The U.S. restored military ties and lifted an arms embargo on the world's most populous Muslim nation this week as a reward for Jakarta's cooperation in the war on terrorism.
Human rights groups have slammed the U.S. move.
"...The Hercules meets the military's needs for a show of force as well as humanitarian needs to transport medicines," Juwono told a news conference.
Asked when the government would make the purchase, Juwono said: "It can be done as early as in January."
Ties were severed after pro-Jakarta militias backed by elements in the military sacked East Timor in 1999 when the territory voted for independence. The United Nations estimates the militias killed around 1,000 Timorese.
Before the embargo, Indonesia had 24 functioning Hercules but the number was now six, Juwono said, adding the country was hoping to get another three of its grounded Hercules operational in the next six months.
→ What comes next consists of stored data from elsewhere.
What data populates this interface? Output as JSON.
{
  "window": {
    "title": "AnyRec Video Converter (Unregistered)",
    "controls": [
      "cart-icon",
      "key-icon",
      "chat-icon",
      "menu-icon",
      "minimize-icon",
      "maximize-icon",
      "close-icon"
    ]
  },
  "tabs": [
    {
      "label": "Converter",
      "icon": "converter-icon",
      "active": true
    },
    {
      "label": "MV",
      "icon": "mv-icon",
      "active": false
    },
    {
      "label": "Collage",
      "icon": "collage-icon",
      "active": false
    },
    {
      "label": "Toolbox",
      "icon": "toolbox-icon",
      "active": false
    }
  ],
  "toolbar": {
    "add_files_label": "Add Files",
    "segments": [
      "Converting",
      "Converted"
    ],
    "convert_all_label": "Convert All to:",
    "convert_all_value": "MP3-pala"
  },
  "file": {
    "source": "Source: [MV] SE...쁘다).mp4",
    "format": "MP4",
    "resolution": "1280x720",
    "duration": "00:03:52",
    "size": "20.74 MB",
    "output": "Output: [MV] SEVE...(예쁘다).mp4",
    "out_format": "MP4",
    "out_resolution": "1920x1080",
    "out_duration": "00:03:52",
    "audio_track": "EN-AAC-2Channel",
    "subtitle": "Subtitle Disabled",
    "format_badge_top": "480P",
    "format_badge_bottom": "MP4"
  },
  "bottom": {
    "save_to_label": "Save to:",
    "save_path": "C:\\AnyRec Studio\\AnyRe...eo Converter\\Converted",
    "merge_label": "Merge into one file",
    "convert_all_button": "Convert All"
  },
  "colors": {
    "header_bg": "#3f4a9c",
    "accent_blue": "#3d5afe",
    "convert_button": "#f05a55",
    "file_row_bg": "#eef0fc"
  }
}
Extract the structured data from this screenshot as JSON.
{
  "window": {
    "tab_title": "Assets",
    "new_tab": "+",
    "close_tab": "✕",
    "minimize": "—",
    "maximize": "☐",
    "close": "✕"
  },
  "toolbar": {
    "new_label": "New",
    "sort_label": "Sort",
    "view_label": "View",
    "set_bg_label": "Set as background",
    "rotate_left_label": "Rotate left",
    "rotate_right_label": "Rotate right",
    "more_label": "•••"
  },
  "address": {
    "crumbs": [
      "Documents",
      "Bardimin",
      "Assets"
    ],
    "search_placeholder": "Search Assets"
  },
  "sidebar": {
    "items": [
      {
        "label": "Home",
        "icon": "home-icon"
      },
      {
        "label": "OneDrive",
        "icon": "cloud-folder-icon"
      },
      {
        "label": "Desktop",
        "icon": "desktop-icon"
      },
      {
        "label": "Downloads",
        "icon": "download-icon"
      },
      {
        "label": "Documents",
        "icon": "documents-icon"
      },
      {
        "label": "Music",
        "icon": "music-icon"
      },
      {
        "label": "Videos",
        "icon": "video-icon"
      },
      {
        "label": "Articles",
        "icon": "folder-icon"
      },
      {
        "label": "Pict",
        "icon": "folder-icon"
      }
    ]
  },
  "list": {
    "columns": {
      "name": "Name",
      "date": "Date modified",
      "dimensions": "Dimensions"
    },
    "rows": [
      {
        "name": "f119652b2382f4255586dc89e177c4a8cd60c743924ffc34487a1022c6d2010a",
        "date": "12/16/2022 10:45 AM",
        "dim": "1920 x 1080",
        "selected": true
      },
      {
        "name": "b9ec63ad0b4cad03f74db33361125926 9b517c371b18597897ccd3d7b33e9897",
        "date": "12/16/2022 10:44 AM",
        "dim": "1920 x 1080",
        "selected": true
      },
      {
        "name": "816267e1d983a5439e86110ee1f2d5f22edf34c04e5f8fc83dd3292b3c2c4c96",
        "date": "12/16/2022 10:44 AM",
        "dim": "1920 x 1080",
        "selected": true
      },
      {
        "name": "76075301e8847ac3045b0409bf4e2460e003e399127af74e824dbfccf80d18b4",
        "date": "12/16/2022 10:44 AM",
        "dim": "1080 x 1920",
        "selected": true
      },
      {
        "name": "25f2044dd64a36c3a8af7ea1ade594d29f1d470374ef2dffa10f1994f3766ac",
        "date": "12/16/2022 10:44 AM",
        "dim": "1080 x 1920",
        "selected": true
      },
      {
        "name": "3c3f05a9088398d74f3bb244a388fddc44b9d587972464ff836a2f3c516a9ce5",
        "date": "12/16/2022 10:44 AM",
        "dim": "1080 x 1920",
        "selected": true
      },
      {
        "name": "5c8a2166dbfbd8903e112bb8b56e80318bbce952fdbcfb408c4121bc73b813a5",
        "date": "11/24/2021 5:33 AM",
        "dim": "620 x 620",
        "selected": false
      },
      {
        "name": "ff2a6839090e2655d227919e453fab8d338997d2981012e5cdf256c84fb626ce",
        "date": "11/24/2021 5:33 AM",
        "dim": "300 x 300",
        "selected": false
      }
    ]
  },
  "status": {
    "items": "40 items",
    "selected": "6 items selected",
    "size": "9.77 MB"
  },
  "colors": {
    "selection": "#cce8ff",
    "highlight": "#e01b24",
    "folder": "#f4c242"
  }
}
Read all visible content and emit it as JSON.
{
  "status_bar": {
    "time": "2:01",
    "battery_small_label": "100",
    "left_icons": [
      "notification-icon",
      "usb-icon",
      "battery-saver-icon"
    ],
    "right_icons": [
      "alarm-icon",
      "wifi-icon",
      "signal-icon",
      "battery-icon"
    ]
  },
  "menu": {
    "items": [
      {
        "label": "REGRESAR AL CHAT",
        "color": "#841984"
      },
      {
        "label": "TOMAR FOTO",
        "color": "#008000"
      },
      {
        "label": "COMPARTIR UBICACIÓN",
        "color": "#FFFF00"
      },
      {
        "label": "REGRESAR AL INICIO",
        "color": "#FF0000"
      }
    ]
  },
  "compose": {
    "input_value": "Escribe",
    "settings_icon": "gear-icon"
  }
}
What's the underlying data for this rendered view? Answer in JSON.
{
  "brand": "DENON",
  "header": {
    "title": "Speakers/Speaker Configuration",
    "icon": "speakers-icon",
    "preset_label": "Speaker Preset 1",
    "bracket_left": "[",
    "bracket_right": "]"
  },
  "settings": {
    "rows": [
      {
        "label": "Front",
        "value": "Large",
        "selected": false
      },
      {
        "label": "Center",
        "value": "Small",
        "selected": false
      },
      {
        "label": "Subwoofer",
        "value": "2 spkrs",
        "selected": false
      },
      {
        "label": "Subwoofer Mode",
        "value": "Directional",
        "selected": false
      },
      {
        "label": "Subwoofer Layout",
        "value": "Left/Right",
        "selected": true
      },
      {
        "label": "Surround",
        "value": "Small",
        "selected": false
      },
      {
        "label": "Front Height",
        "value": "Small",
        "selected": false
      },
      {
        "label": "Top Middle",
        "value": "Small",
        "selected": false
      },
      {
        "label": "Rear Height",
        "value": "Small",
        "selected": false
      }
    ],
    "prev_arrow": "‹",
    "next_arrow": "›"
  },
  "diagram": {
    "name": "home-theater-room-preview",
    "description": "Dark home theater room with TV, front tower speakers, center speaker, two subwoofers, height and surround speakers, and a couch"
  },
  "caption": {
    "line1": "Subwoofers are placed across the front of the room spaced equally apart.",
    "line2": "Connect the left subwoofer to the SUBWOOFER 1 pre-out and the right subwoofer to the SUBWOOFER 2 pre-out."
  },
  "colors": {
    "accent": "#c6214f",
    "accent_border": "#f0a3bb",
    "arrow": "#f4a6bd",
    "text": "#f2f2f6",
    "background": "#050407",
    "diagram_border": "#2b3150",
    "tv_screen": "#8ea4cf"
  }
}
A U.S. move to ease restrictions on military cargo plane parts sales earlier this year had helped Indonesia to beef up its airlift capacity, Juwono added.
The U.S. eased those restrictions last January in order to assist the country in humanitarian efforts after the Dec. 26 tsunami which killed or left 170,000 Indonesians missing.
Washington's move comes despite objections from rights groups that say Jakarta has done too little to reform the military and bring it under civilian control since the downfall of the military-backed regime of ex-autocrat Soeharto in 1998.
November 25, 2005
Indonesia plans to start buying military equipment from the United States in January following the lifting of an arms embargo, and will prioritize transport aircraft, the defense minister said Friday.
But the minister, Juwono Sudarsono, stressed that Indonesia would keep looking to other countries for its defense needs.
"We are still evaluating the best packages for our military equipment based on our budget," he said.
On Tuesday, Washington lifted a six-year embargo on arms sales to Indonesia.
Before the ban, which was imposed due to human rights concerns, the United States was Indonesia's largest supplier of weapons and equipment.
The embargo had left many of the country's Hercules transport planes grounded due to a lack of spare parts and forced Indonesia to look for other, cheaper suppliers of military hardware.
"As soon as possible we will count what equipment is needed, especially for the air force, so that at least by January we can start to buy military equipment from America," Sudarsono told reporters.
He said that the government planned to spend about 70 percent of its budget on transport planes "because they have nonmilitary functions such as moving medicine and relief aid in disaster areas."
Two years ago, Indonesia bought four Sukhoi fighter jets from Russia, with 12 more expected to be delivered in 2007.
The navy is purchasing two corvettes from Royal Schelde of the Netherlands and two years ago signed a letter of intent with South Korea to buy diesel-electric submarines.
The army has investigated the possibility of purchasing short-range missiles and armored personnel carriers from China and India.